If you test specific features of those solutions over time you see very inconsistent results, lots of lies, and seemingly stable solutions that one-shot well but suddenly experience behaviour changes due to tweaks on the backend. Tuesdays awesome agent stack that finally works is loading totally different on Thursday, and debugging is “oh, sorry, it’s better now” even when it isn’t. Compression, lies, and external hosting are a bad combo.

Sometimes I imagine a world where computers executed programs the same way each time. You could write some code once and run it a whole calendar month later with a predictable outcome. What a dream, we can hope I guess.

skydhash 3 days ago | parent [-]

People are doing toy projects and praising them, while some are testing them in real world situations and not findings them that useful. But the former is labelling the latter as luddites and telling them they will be left behind.

abustamam 3 days ago | parent [-]

As someone on the intersection of both (I've built a lot of vibe coded toy projects and lead a vibe coding initiative at work), they're both right and both wrong.

For a single dev team, vibe coding is great. Write specs, write plans, write code. I know what the project wants and needs because I'm the target market.

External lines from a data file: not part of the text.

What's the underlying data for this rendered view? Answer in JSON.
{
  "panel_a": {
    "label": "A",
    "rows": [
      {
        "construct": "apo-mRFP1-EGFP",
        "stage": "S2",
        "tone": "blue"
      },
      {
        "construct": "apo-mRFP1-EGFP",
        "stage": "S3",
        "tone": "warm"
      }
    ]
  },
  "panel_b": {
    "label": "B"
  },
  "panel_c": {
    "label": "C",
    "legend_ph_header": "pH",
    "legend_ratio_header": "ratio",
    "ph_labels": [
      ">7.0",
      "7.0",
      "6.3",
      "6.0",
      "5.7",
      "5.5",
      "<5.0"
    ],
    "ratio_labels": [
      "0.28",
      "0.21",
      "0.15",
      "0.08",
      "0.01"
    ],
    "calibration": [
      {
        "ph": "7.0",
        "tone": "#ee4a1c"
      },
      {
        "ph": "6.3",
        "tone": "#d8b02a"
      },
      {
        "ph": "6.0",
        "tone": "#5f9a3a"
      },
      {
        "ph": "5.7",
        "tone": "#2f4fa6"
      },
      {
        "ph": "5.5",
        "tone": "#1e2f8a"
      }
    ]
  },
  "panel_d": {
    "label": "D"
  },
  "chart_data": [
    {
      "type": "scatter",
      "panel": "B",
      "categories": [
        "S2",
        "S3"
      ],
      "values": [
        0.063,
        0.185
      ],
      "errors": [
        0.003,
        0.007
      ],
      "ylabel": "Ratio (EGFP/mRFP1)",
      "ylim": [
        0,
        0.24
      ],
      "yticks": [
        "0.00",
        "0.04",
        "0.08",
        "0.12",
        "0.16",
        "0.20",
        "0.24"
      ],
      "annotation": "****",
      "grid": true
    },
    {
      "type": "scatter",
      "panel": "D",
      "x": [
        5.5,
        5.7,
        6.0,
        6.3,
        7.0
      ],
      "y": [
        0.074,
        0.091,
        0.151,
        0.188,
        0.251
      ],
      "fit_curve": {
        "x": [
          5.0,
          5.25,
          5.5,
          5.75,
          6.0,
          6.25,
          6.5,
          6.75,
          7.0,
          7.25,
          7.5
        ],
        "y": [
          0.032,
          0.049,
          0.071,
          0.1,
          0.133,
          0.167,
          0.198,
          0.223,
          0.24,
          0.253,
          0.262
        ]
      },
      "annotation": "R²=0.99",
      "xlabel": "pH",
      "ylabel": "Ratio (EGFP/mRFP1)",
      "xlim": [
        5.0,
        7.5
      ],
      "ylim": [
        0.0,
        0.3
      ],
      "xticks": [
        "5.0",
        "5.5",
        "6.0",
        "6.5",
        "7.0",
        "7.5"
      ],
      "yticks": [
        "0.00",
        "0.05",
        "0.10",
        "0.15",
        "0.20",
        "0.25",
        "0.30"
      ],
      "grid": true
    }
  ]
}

At work, I haven't written more than a few lines of code since December. But I work with other people vibe coding this same project. Lots of changing requirements and rapid iteration. Lots of mistakes were made by everyone involved. Lots of tech debt. Sure, we built something in 2 mos that would have otherwise taken us 6 mos, but now I'm fixing the mess that we caused.

I think the critical difference is the attitude towards our situation. My boss said to fix the AI harness so we can vibe code more confidently and freely. But other bosses might cut their losses and ban vibe coding. Who's right? I dunno. In both cases I'd just do what my boss wants me to do. But it's not that I don't want to be left behind. I don't want to lose my job. There's a difference.

patrick451 2 days ago | parent [-]

> Sure, we built something in 2 mos that would have otherwise taken us 6 mos, but now I'm fixing the mess that we caused.

You didn't actually build it in 2 months.

abustamam 2 days ago | parent [-]

Even if it takes me a month to get us to fix (likely a week tbh), then it took us 3 months to build.

herewulf 2 days ago | parent [-]

A mere 2x productivity improvement sounds like something you could achieve by introducing new tools that are predictable (i.e.: Not AI).

abustamam a day ago | parent [-]

Perhaps. 2x is still 2x. And new tools still need to be vetted and learned.

It's strange that the goalpost seems to have moved from "AI is net negative to productivity" to "only 2x improvement isn't worth it"